XV DOMINGO (B)

  

Del Evangelio según San Marcos 6,7-13.

En aquel tiempo, Jesús llamó a los Doce y los fue enviando de dos en dos, dándoles autoridad sobre los espíritus inmundos. Les encargó que llevaran para el camino un bastón y nada más, pero ni pan, ni alforja, ni dinero suelto en la faja; que llevasen sandalias, pero no una túnica de repuesto. Y decía: «Quedaos en la casa donde entréis, hasta que os vayáis de aquel sitio. Y si un lugar no os recibe ni os escucha, al marcharos sacudíos el polvo de los pies, en testimonio contra ellos». Ellos salieron a predicar la conversión, echaban muchos demonios, ungían con aceite a muchos enfermos y los curaban.

1.- Jesús envía a sus discípulos para expulsar demonios y curar enfermos, como él empezó su ministerio en la sinagoga de Cafarnaún (cf  Mc 1,21-26). Con ello amplía y prolonga su misión. La acción de vencer a Satanás, la alternativa de Dios, declara la presencia del Reino y, con la presencia, la urgencia de proclamarla a los cuatro vientos, porque el fin del mundo se acerca, al menos como dominio predominante del mal, y es urgente anunciarlo. Por eso, hay que dejar de lado los medios necesarios para un viaje ordinario: prescindir del bastón para apoyarse  (cf Mt 10,10) y defenderse en el camino, de la alforja para guardar los alimentos, del pan para alimentarse, del dinero para solventar cualquier necesidad, de la túnica de repuesto para protegerse del frío de la noche, etc. Es la manera de acreditar el mensaje y exhibir su total dependencia de Dios.
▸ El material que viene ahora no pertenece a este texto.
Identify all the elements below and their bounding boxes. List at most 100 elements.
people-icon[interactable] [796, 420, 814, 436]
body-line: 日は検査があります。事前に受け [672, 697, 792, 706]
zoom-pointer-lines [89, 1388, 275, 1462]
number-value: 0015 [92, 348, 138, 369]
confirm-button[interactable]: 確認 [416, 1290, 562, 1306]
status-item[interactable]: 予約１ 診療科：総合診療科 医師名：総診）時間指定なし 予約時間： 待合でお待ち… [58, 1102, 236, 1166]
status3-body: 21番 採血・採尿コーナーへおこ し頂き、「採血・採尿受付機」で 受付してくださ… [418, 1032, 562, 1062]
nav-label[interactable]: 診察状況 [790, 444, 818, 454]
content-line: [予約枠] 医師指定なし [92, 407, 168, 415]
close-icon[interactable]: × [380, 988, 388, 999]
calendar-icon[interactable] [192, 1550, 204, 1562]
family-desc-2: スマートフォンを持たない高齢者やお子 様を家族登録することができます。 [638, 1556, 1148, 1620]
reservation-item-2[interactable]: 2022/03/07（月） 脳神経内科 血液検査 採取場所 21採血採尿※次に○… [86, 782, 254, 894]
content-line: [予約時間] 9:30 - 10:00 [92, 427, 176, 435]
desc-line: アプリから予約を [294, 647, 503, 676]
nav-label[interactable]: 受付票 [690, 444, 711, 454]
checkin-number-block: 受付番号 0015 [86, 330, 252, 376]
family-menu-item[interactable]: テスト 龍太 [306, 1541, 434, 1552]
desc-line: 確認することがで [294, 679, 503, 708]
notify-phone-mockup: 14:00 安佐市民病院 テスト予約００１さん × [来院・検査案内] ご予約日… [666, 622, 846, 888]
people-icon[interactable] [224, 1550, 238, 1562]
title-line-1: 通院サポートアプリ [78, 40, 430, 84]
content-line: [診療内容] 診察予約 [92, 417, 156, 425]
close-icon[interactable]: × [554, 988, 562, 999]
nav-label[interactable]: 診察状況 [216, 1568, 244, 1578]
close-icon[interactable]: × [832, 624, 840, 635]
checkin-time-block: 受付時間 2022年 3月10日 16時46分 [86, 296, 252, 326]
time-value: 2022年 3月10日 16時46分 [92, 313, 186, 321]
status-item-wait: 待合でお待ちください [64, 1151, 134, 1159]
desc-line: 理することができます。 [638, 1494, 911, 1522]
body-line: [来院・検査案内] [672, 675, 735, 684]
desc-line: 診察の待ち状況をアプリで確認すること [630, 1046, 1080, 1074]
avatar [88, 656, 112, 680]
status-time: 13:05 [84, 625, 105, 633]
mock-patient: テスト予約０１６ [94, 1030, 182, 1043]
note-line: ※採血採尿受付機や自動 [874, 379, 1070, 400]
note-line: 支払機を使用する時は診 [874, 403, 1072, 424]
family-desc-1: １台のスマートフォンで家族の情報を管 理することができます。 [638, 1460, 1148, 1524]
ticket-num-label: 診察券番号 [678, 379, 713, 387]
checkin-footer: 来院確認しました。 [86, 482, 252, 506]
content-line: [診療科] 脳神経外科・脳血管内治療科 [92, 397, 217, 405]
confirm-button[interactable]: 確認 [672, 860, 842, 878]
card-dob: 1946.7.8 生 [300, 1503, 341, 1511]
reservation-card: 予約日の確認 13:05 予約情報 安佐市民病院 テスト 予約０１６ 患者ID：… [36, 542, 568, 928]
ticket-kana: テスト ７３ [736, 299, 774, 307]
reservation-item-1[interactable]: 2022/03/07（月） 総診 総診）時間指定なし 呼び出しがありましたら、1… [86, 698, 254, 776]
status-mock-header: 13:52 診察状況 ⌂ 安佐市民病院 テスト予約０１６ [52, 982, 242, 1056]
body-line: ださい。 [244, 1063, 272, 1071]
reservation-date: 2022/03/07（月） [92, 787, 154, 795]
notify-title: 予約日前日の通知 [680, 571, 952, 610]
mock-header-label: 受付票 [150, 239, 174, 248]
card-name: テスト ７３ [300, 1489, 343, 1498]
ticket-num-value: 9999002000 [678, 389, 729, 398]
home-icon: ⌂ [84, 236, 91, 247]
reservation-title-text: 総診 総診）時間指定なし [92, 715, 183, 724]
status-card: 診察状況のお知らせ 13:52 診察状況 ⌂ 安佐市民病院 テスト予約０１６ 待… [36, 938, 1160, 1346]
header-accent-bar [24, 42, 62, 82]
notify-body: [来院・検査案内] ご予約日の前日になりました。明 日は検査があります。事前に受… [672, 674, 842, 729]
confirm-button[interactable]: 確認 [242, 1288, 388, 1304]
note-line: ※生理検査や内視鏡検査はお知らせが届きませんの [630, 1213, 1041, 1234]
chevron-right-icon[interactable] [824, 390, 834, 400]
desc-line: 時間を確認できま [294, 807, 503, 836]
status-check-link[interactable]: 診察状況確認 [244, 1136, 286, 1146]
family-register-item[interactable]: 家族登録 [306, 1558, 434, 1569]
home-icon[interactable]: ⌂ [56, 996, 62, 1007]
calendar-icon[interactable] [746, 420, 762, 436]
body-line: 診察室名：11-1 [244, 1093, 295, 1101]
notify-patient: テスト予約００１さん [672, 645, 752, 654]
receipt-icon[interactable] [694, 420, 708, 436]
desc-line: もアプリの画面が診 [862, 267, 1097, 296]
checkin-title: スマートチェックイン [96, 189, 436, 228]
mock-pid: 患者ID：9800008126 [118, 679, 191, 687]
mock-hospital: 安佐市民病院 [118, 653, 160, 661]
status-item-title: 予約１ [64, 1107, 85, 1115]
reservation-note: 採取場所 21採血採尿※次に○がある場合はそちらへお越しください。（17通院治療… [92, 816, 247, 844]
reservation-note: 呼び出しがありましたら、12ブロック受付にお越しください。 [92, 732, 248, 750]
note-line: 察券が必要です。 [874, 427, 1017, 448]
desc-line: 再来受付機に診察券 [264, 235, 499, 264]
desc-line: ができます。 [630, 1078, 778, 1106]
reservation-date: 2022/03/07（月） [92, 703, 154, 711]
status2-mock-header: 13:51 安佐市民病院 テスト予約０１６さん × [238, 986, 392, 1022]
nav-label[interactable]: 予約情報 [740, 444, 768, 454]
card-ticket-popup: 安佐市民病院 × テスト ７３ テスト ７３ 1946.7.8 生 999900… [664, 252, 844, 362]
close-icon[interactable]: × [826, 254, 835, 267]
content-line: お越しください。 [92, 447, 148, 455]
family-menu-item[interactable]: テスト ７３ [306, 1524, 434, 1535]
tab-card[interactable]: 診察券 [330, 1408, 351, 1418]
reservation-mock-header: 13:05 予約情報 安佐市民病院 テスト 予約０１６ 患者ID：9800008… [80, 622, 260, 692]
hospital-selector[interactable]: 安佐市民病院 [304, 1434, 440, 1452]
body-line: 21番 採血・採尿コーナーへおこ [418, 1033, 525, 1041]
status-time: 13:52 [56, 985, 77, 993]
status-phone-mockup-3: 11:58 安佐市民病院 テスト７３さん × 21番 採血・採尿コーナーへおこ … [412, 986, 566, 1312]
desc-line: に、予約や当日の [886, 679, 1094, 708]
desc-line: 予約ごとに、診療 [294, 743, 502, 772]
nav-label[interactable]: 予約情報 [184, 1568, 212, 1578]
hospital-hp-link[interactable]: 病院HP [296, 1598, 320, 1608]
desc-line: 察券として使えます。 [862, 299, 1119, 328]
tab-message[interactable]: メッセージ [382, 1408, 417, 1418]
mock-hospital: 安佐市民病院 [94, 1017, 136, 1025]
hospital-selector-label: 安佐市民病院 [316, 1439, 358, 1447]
2.- Cuando los Doce expulsan demonios y curan, no son simples acciones ad extra, sino que es un reflejo de sus actitudes vitales que, como las de Jesús, representan el Reino. El desempeño de la misión tiene su primer acto en la elección, el que Jesús llame junto a sí a los Doce. Y  la elección lleva consigo «que convivieran con él» (Mc 3,14). Las relaciones que mantienen entre sí reproducen la conducta que Jesús tiene con ellos y fomenta entre ellos, y todo el grupo transido por la filiación simboliza la decisión divina de salvación que transmite el Reino. Los comportamientos y las actitudes que los funda son decisivos para hacer creíble la misión, ya que su convivencia encarna la relación nueva que Dios ha establecido con los hombres y que los hombres son destinatarios de su ministerio.

3.- La misión de proclamar la presencia del bien en la historia humana y que dicha proclamación sea acompañada por el testimonio de vida, sigue siendo esencial para la relevancia del cristianismo. Los creyentes no podemos ni dedicarnos solamente a la vivencia personal de la presencia divina siguiendo un camino individual y comunitario de salvación, ni tampoco podemos prescindir del testimonio personal y comunitario para proclamar exclusivamente que el bien se impone al mal.  Las dos cosas son relevantes en los cristianos, porque se explican entre sí: nuestra vida testimonia y hace el bien y la palabra expresa el porqué, lo explica y proclama.